The criticism prompted 16 prominent Asian-Americans to write a letter to Newsom in support of Fong, one of San Francisco’s most prominent Asian-American leaders. Newsom appointed Fong to the chief of police post in 2004.
Newsom met with the letter signers on Nov. 17, which resulted in a Nov. 20 merchant walk in Chinatown with Newsom and Fong side by side.
“Chief Fong has done an excellent job and she enjoys the mayor’s full support,” mayoral spokeswoman Jennifer Petrucione said.
On Tuesday, Fong was back out walking the streets, this time in another Asian-American stronghold, along Taraval Street, where she spent more than an hour with district station officers meeting with mostly Asian-American business owners, who warmly greeted Fong.
The police chief was also joined by District 4 Supervisor-elect Ed Jew, who will be the only Asian-American on the Board of Supervisors.
Fong used the moment to celebrate community policing and to announce that additional foot patrol beats were implemented last Friday. “We are covering two to three beats seven days a week consistently in all 10 districts of The City,” Fong said.

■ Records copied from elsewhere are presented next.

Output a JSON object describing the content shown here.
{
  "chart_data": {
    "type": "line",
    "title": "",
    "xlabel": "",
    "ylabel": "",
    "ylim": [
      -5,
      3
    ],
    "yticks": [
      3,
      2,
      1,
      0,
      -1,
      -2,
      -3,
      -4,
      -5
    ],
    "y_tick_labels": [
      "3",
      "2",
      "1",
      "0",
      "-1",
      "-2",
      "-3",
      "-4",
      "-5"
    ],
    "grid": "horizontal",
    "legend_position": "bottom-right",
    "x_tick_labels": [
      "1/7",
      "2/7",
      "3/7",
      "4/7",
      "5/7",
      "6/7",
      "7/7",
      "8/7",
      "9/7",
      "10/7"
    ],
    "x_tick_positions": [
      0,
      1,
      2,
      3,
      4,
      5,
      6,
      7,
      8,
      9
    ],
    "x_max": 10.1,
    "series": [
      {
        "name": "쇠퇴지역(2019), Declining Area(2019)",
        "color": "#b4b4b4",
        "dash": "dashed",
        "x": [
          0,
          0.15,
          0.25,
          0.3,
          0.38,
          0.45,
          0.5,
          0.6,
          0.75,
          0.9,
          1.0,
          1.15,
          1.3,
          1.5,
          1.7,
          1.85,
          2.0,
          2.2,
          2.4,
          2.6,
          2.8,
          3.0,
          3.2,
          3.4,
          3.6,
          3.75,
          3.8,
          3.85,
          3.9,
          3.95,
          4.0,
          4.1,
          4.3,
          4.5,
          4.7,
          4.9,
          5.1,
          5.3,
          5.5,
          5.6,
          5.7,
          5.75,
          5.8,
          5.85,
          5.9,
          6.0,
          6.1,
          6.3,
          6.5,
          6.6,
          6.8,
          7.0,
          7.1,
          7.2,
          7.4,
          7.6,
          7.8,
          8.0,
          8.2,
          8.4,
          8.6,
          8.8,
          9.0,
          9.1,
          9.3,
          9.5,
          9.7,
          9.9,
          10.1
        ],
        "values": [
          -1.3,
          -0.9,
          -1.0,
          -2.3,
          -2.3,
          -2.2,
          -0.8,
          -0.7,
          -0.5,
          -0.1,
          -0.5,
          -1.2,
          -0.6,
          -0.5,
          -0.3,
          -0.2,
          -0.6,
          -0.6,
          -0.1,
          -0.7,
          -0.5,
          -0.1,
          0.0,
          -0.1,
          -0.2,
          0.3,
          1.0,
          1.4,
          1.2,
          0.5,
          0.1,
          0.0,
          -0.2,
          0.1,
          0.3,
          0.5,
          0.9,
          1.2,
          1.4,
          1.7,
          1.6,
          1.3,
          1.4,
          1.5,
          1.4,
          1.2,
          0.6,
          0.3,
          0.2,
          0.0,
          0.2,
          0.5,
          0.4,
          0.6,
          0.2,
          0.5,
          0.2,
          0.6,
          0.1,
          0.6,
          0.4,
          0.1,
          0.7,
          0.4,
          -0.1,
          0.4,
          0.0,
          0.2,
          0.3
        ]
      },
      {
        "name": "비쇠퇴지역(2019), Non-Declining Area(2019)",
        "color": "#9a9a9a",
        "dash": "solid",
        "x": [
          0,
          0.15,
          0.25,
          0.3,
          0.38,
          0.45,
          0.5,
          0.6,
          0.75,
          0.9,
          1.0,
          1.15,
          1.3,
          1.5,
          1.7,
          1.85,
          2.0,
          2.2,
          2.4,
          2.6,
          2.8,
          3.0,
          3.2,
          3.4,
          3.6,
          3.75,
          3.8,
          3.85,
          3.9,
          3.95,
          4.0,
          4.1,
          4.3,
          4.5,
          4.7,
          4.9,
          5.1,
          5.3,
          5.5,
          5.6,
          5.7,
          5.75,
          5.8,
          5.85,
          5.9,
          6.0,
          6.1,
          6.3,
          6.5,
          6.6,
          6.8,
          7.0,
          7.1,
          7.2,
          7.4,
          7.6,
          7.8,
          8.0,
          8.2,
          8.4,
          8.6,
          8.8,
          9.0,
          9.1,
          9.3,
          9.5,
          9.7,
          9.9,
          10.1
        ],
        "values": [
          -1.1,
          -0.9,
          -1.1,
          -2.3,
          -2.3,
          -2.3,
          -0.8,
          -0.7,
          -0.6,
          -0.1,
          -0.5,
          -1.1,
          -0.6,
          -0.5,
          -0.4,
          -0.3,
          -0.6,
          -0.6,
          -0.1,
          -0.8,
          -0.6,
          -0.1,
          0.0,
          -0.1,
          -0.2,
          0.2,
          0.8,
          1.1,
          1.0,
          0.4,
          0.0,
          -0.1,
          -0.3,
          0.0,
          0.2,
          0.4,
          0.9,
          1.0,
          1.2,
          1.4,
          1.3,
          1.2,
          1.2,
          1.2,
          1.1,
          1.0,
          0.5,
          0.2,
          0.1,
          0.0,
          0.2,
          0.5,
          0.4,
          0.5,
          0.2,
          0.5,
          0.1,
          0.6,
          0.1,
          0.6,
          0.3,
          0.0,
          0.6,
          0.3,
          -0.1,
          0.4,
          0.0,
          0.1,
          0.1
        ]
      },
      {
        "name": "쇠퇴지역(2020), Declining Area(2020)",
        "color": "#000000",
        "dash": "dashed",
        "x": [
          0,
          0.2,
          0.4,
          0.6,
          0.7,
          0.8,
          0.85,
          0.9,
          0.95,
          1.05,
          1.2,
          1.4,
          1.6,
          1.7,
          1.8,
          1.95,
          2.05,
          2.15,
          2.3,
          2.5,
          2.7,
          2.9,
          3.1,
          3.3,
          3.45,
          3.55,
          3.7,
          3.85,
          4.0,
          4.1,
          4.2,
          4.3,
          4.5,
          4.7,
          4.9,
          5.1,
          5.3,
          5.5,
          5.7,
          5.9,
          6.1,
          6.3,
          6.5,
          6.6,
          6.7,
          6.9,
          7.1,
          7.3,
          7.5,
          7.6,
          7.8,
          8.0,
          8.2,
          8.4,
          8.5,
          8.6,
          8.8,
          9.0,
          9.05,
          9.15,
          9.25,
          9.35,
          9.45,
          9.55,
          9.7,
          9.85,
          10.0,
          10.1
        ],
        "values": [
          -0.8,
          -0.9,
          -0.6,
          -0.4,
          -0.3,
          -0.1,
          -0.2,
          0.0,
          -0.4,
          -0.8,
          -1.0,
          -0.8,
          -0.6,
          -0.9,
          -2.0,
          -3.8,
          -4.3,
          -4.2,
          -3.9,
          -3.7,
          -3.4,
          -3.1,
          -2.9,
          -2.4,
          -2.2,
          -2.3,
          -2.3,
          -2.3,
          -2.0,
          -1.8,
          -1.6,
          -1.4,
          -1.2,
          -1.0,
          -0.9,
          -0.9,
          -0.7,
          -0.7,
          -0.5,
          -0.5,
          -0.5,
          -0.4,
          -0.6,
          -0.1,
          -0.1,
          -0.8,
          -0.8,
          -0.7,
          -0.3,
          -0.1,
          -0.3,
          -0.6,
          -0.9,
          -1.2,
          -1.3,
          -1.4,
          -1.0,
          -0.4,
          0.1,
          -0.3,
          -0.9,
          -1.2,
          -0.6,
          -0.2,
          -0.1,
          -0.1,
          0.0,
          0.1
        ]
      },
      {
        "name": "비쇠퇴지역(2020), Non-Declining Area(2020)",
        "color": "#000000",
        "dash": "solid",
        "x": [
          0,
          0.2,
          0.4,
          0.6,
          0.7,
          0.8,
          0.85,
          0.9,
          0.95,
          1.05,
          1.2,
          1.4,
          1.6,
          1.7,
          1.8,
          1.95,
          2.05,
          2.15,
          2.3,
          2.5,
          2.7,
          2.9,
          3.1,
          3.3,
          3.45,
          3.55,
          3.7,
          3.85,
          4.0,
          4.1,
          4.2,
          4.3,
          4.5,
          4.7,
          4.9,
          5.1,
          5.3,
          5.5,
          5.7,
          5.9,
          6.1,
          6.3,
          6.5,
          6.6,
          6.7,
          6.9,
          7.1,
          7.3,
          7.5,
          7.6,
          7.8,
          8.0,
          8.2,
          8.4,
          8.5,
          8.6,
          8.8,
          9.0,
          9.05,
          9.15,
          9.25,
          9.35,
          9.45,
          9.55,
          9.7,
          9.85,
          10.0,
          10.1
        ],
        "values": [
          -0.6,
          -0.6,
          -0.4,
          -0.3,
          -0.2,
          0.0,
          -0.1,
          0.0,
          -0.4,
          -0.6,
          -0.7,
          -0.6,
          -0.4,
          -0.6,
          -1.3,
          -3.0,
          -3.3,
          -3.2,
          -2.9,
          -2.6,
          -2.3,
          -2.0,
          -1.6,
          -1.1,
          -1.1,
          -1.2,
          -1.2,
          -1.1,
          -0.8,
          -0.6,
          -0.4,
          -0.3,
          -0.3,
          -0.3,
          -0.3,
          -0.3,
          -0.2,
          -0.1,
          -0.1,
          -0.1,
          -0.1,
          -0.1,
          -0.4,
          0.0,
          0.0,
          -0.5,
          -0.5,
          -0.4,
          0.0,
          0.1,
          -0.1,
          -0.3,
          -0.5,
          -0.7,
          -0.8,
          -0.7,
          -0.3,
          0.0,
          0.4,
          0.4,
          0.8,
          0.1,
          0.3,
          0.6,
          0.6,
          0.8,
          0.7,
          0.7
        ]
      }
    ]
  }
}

The flurry of public activity, out of character for the generally reserved Fong, was dismissed by some members of the board who have been critical of her. “I think the rally that the mayor had in Chinatown and then the walk today bespeaks of more of a public relations attempt,” said Supervisor Ross Mirkarimi, who was the author of the foot-patrol legislation.
“I think she is beginning to be more proactive and this is something we asked her to do for a long time,” said Gary Delagnes, president of the Police Officers Association. “She needs to be more vocal and more demonstrative. If this is what she is doing, then great. I don’t care what precipitated it.”
Mirkarimi was pleased to learn that the regular foot patrols, as called for in his legislation, were implemented. “It looks like all entities of The City who care about this issue are getting on the same page,” Mirkarimi said. “Now the real proof will be the continuity of this program, and only time will tell.”
Fong denied the suggestion that the recent public events were to boost her popularity. “I just go anywhere there is an opportunity to not only check in with the community, but to talk with officers, just to make sure that we can do our job even better,” Fong said. She plans on walking beats around other district stations as well, she said.